Expo Tabarnak, même les sacres ont leur histoire!

« Ah tabernacle, moi aussi je sacre! » Cette succulente tentative d’intégration culturelle est venue à mes oreilles à l’été 1997, alors que les parents sans passeport* et moi étions à Paris pour une semaine. Le serveur d’un restaurant nous avait lancé cette réplique (digne du parisien cliché) après que papa sans passeport* lui ait dit que nous n’étions pas Belges ni Suisses, mais bien Québécois. N’étant pas habituée à entendre sacrer à la maison, je me demandais d’où venait ce peu de culture québécoise du serveur. Hier après-midi, 14 ans plus tard, j’ai enfin compris l’importance du sacre dans notre histoire linguistique, religieuse et culturelle. Je suis allée au Musée des religions du monde de Nicolet, pour voir l’exposition « Tabarnak : l’expo qui jure ».


Saviez-vous que les Français pouvaient avoir les lèvres fendues, la langue percée et même être condamnés à mort pour avoir blasphémé au XVIe siècle? En Nouvelle-France, les peines étaient beaucoup plus douces, allant de quelques livres d’amende à un court séjour en prison. La punition corporelle venait seulement à la quatrième offense! Déjà au début de la colonie, on se faufilait l’insulte divine en déformant, entre autres, « tord à Dieu » en « torrieu » et « je renie Dieu » en « jarnidieu ». Les blasphémateurs non assumés ont même remplacé Dieu par bleu (jarnibleu, sacrebleu) pour ne pas être en faute par rapport à l’Église. Qui se soulage en lançant un bon jarnibleu aujourd’hui lorsqu’il se cogne le petit orteil sur le bord du lit ? Eh oui, les sacres passent de mode eux aussi et deviennent en voie d’extinction! Le sacre diffère selon les époques, mais aussi selon les sexes. Une section de l’exposition nous parle des sacres de femmes, qui bien que moins fréquents, sont de plus en plus entendus à partir de l’entrée sur le marché du travail de celles-ci. Les travailleuses se soulagent la colère un peu plus doucement, en utilisant des mots religieux comme bonne Sainte-Anne et mon Doux Jésus.

Seul petit bémol à l’exposition, en entrant, j’ai fait le saut tellement il y avait beaucoup de texte à lire comparativement aux images ou objets présents dans la salle. Cependant, le bémol a vite été suivi d’un bécarre (hum, bonne blague d’altération musicale ici!), car le matériel est en réalité si bien divisé, clair et concis, qu’on a envie de tout lire. Quelques images et objets complètent le décor, dont la sculpture de la légende de la Chasse-Galerie, probablement la plus connue des légendes québécoises où le sacre a une place importante. Pour vous rafraîchir la mémoire tout en appréciant deux excellentes adaptations modernes de cette histoire, youtubez (!) Martin de la Chasse-Galerie de Michel Rivard ou ressortez le premier album de Mes Aïeux pour écouter Descendus au chantier.
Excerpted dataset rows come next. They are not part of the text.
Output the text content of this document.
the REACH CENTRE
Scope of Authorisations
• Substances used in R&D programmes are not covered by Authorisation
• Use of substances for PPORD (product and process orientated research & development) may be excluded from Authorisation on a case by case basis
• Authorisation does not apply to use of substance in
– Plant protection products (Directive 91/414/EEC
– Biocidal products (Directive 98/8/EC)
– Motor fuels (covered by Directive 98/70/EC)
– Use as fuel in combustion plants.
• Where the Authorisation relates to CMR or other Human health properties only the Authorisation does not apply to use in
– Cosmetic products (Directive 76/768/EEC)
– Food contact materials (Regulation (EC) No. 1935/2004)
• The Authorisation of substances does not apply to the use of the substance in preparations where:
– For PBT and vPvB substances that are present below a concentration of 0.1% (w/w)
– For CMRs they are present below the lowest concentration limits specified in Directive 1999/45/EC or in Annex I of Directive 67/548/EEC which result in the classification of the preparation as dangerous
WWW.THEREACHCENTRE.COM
Sculpture La chasse-galerie de René Dandurand et Julienne Deschamps-Dandurand 

Après en avoir appris sur l’histoire des sacres au Québec, on arrive dans la section syntaxe et lexique de l’exposition. Les objets religieux désignés par ces mots sont exposés, question de permettre aux plus jeunes, qui n’ont pas été élevés dans la pratique de la religion, de connaître l’origine de ces « gros mots ». Ils seront aussi interpellés par le mur de « museumbook » reproduction d’une page facebook où plusieurs personnes vivant dans les trois derniers siècles parlent de leur vision de ce vocabulaire typique de chez nous. Puis, la logique du sacre est expliquée dans ses moindres subtilités, démontrant comment un juron peut être utilisé comme nom, verbe ou adverbe. Bref, comment le sacre est le schtroumpf du langage québécois!

Le Musée des religions du monde est situé à Nicolet, près de Trois-Rivières. L’exposition Tabarnak l’expo qui jure y est présentée jusqu’au 2 septembre 2012.  De plus, l’exposition permanente nous dresse un bref portrait des cinq grandes religions du monde. 
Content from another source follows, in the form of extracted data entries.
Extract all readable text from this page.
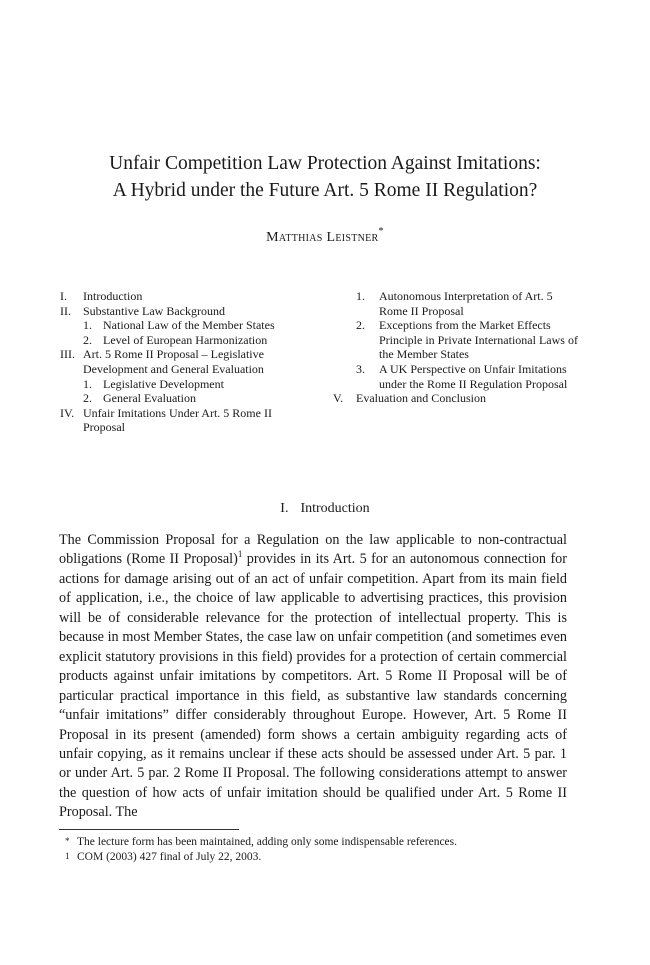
Unfair Competition Law Protection Against Imitations:
A Hybrid under the Future Art. 5 Rome II Regulation?
Matthias Leistner*
I.	Introduction
II.	Substantive Law Background
1. National Law of the Member States
2. Level of European Harmonization
III. Art. 5 Rome II Proposal – Legislative Development and General Evaluation
1. Legislative Development
2. General Evaluation
IV. Unfair Imitations Under Art. 5 Rome II Proposal
1.	Autonomous Interpretation of Art. 5 Rome II Proposal
2.	Exceptions from the Market Effects Principle in Private International Laws of the Member States
3.	A UK Perspective on Unfair Imitations under the Rome II Regulation Proposal
V.	Evaluation and Conclusion
I. Introduction
The Commission Proposal for a Regulation on the law applicable to non-contractual obligations (Rome II Proposal)$^1$ provides in its Art. 5 for an autonomous connection for actions for damage arising out of an act of unfair competition. Apart from its main field of application, i.e., the choice of law applicable to advertising practices, this provision will be of considerable relevance for the protection of intellectual property. This is because in most Member States, the case law on unfair competition (and sometimes even explicit statutory provisions in this field) provides for a protection of certain commercial products against unfair imitations by competitors. Art. 5 Rome II Proposal will be of particular practical importance in this field, as substantive law standards concerning “unfair imitations” differ considerably throughout Europe. However, Art. 5 Rome II Proposal in its present (amended) form shows a certain ambiguity regarding acts of unfair copying, as it remains unclear if these acts should be assessed under Art. 5 par. 1 or under Art. 5 par. 2 Rome II Proposal. The following considerations attempt to answer the question of how acts of unfair imitation should be qualified under Art. 5 Rome II Proposal. The
* The lecture form has been maintained, adding only some indispensable references.
1 COM (2003) 427 final of July 22, 2003.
On y trouve aussi l’exposition Colle, Papier, Ciseaux jusqu’en mars 2012, 
sur l’oeuvre de Claude Lafortune, l’artiste derrière l’Évangile en papier et Parcelles de Soleil.

Religieusement vôtre,
Sarah sans passeport


*Merci de ne pas nous dénoncer aux douanes françaises. Vous comprendrez que mes parents et moi avions notre passeport à Paris, mais il faut garder un minimum de magie et de style sur ce blogue!